Pagina inhoud

    De wettelijke gemeenschap van goederen (Titel 7, Boek 1 B.W.)

    Inleiding wettelijke gemeenschap van goederen

    In Titel 7 van Boek 1 B.W. wordt een regeling gegeven van de wettelijke gemeenschap van goederen. Deze regels gelden voor echtgenoten en uiteraard ook voor geregistreerde partners, die voor de wet dezelfde status hebben als echtgenoten. Deze kent 4 Afdelingen:

    1. Algemene bepalingen wettelijke gemeenschap (art. 1:93 B.W. t/m art. 1:96b B.W.);

    2. Bestuur van de gemeenschap (art. 1:97 B.W.);

    3. Ontbinding van de gemeenschap (art. 1:99 B.W. t/m art. 1:108 B.W.);

    4. Opheffing van de gemeenschap bij beschikking (art. 1:109 B.W. t/m art. 1:113 B.W.).

    De wettelijke gemeenschap van goederen is een species van de gemeenschap van goederen geregeld in Titel 7, Boek 3 B.W. (zie de pagina Gemeenschap van goederen).

    Ingrijpende wijzigingen van de wettelijke gemeenschap van goederen

    Wijziging huwelijksvermogensrecht (2012)

    Per 1 januari 2012 heeft een eerste wijziging van het huwelijksvermogensrecht plaatsgevonden. Zie de Kamerstukken voor wetsvoorstel/dossier 28867. Daarbij is onder meer art. 1:95 B.W. gewijzigd. Zie Stb. 2011, 205 voor de inhoud van de wetswijzigingen per die datum.

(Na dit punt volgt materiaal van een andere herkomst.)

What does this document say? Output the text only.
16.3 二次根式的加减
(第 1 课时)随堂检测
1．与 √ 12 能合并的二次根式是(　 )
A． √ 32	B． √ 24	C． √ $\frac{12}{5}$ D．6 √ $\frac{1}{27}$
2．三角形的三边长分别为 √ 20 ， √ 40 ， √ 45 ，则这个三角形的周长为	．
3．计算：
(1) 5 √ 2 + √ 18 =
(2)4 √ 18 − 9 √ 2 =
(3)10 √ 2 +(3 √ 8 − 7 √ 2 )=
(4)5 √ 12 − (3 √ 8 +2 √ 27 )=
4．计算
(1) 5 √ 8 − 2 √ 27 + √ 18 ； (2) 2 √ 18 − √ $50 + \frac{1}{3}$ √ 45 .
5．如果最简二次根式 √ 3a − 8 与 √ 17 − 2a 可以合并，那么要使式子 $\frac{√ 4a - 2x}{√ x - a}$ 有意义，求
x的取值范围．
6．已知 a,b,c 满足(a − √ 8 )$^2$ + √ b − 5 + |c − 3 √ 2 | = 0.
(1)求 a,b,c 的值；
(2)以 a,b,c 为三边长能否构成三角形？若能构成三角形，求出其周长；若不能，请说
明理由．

    Wijziging huwelijksgoederenrecht (2018): algehele gemeenschap niet meer de norm

    Het huwelijksgoederenrecht is per 1 januari 2018 ingrijpend gewijzigd (zie “Wet tot wijziging van het B.W. en de Fw. teneinde de omvang van de wettelijke gemeenschap van goederen te beperken” Stb., 2017, 177 en Besluit datum in werking treding, Stb. 2017, 178). Voor deze wijziging was het uitgangspunt van de wet, dat alle bezittingen en schulden van de echtgenoten in de gemeenschap van goederen vielen. Ook alle bezittingen en schulden die zij bij aangaan van het huwelijk bezaten, vielen in de gemeenschap. Kortom uitgangspunt was dat hutje bij mutje gegooid werd.

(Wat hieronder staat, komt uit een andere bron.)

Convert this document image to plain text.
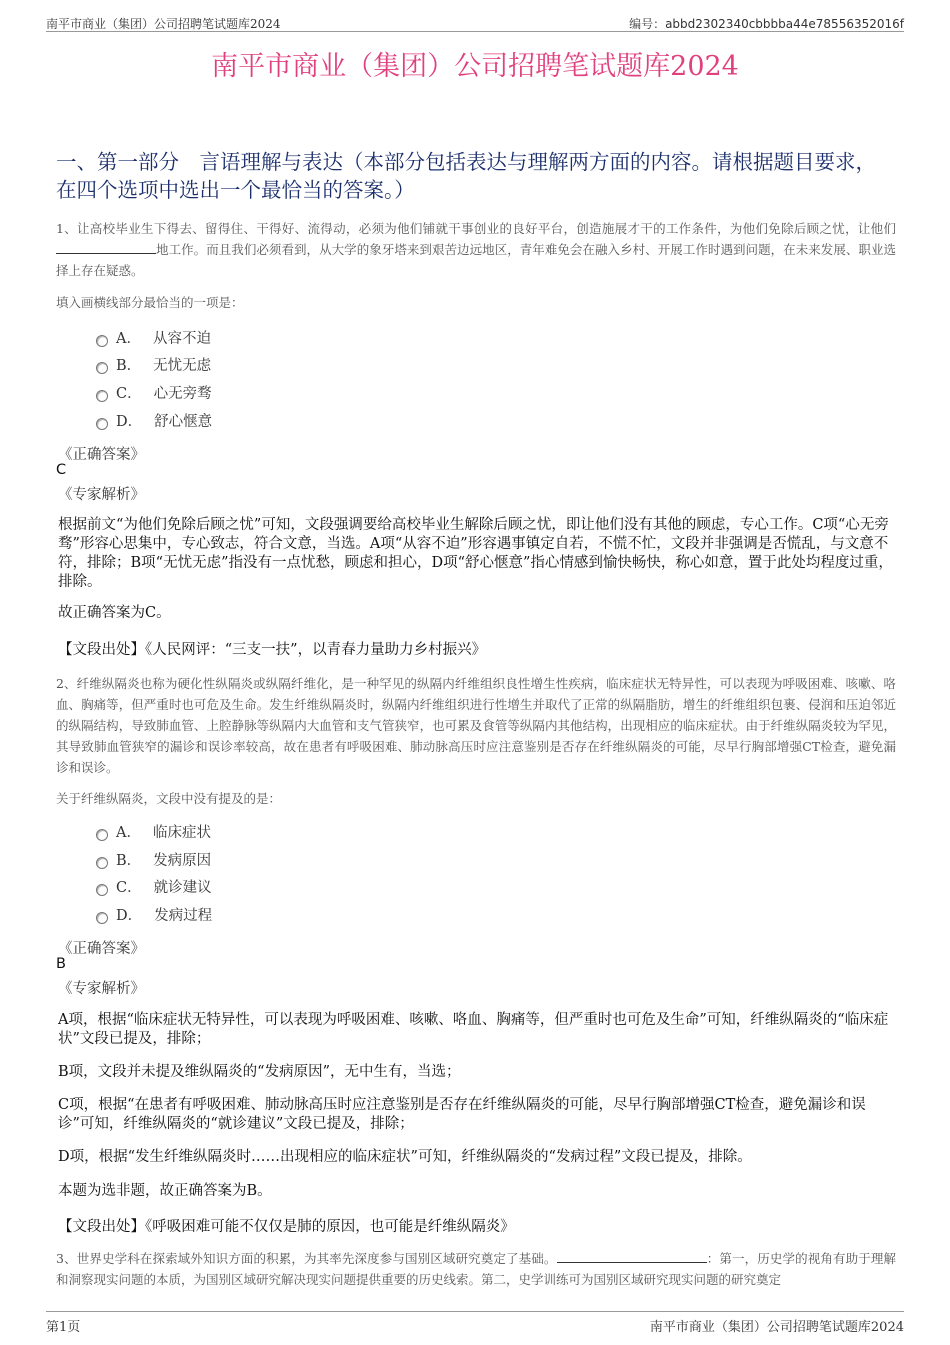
南平市商业（集团）公司招聘笔试题库2024	编号：abbd2302340cbbbba44e78556352016f
南平市商业（集团）公司招聘笔试题库2024
一、第一部分　言语理解与表达（本部分包括表达与理解两方面的内容。请根据题目要求，在四个选项中选出一个最恰当的答案。）
1、让高校毕业生下得去、留得住、干得好、流得动，必须为他们铺就干事创业的良好平台，创造施展才干的工作条件，为他们免除后顾之忧，让他们地工作。而且我们必须看到，从大学的象牙塔来到艰苦边远地区，青年难免会在融入乡村、开展工作时遇到问题，在未来发展、职业选择上存在疑惑。
填入画横线部分最恰当的一项是：
A． 从容不迫
B． 无忧无虑
C． 心无旁骛
D． 舒心惬意
《正确答案》
C
《专家解析》
根据前文“为他们免除后顾之忧”可知，文段强调要给高校毕业生解除后顾之忧，即让他们没有其他的顾虑，专心工作。C项“心无旁骛”形容心思集中，专心致志，符合文意，当选。A项“从容不迫”形容遇事镇定自若，不慌不忙，文段并非强调是否慌乱，与文意不符，排除；B项“无忧无虑”指没有一点忧愁，顾虑和担心，D项“舒心惬意”指心情感到愉快畅快，称心如意，置于此处均程度过重，排除。
故正确答案为C。
【文段出处】《人民网评：“三支一扶”，以青春力量助力乡村振兴》
2、纤维纵隔炎也称为硬化性纵隔炎或纵隔纤维化，是一种罕见的纵隔内纤维组织良性增生性疾病，临床症状无特异性，可以表现为呼吸困难、咳嗽、咯血、胸痛等，但严重时也可危及生命。发生纤维纵隔炎时，纵隔内纤维组织进行性增生并取代了正常的纵隔脂肪，增生的纤维组织包裹、侵润和压迫邻近的纵隔结构，导致肺血管、上腔静脉等纵隔内大血管和支气管狭窄，也可累及食管等纵隔内其他结构，出现相应的临床症状。由于纤维纵隔炎较为罕见，其导致肺血管狭窄的漏诊和误诊率较高，故在患者有呼吸困难、肺动脉高压时应注意鉴别是否存在纤维纵隔炎的可能，尽早行胸部增强CT检查，避免漏诊和误诊。
关于纤维纵隔炎，文段中没有提及的是：
A． 临床症状
B． 发病原因
C． 就诊建议
D． 发病过程
《正确答案》
B
《专家解析》
A项，根据“临床症状无特异性，可以表现为呼吸困难、咳嗽、咯血、胸痛等，但严重时也可危及生命”可知，纤维纵隔炎的“临床症状”文段已提及，排除；
B项，文段并未提及维纵隔炎的“发病原因”，无中生有，当选；
C项，根据“在患者有呼吸困难、肺动脉高压时应注意鉴别是否存在纤维纵隔炎的可能，尽早行胸部增强CT检查，避免漏诊和误诊”可知，纤维纵隔炎的“就诊建议”文段已提及，排除；
D项，根据“发生纤维纵隔炎时……出现相应的临床症状”可知，纤维纵隔炎的“发病过程”文段已提及，排除。
本题为选非题，故正确答案为B。
【文段出处】《呼吸困难可能不仅仅是肺的原因，也可能是纤维纵隔炎》
3、世界史学科在探索域外知识方面的积累，为其率先深度参与国别区域研究奠定了基础。	：第一，历史学的视角有助于理解和洞察现实问题的本质，为国别区域研究解决现实问题提供重要的历史线索。第二，史学训练可为国别区域研究现实问题的研究奠定
第1页	南平市商业（集团）公司招聘笔试题库2024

    Alles was van beide echtgenoten, tenzij echtgenoten huwelijkse voorwaarden maakten, of wanneer bvb. een erflater in het testament bepaalde, dat de erfenis die hij aan een echtgenoot naliet, niet in de huwelijksgemeenschap viel. Vanaf 1 januari 2018 is dit principe gewijzigd voor de bezittingen en schulden die de echtelieden bij aangaan van het huwelijk hebben. Uitgangspunt van de wet is nu: alleen wat de echtgenoten voor het huwelijk al gezamenlijk bezaten, en alles wat zij staande huwelijk verwerven, valt in de gemeenschap. Voor de schulden geldt hetzelfde. Zie de MvT van Minister Donner (vergaderjaar 2002-2003) bij het wetsvoorstel nr. 28 867 waarop hieronder nader wordt ingegaan.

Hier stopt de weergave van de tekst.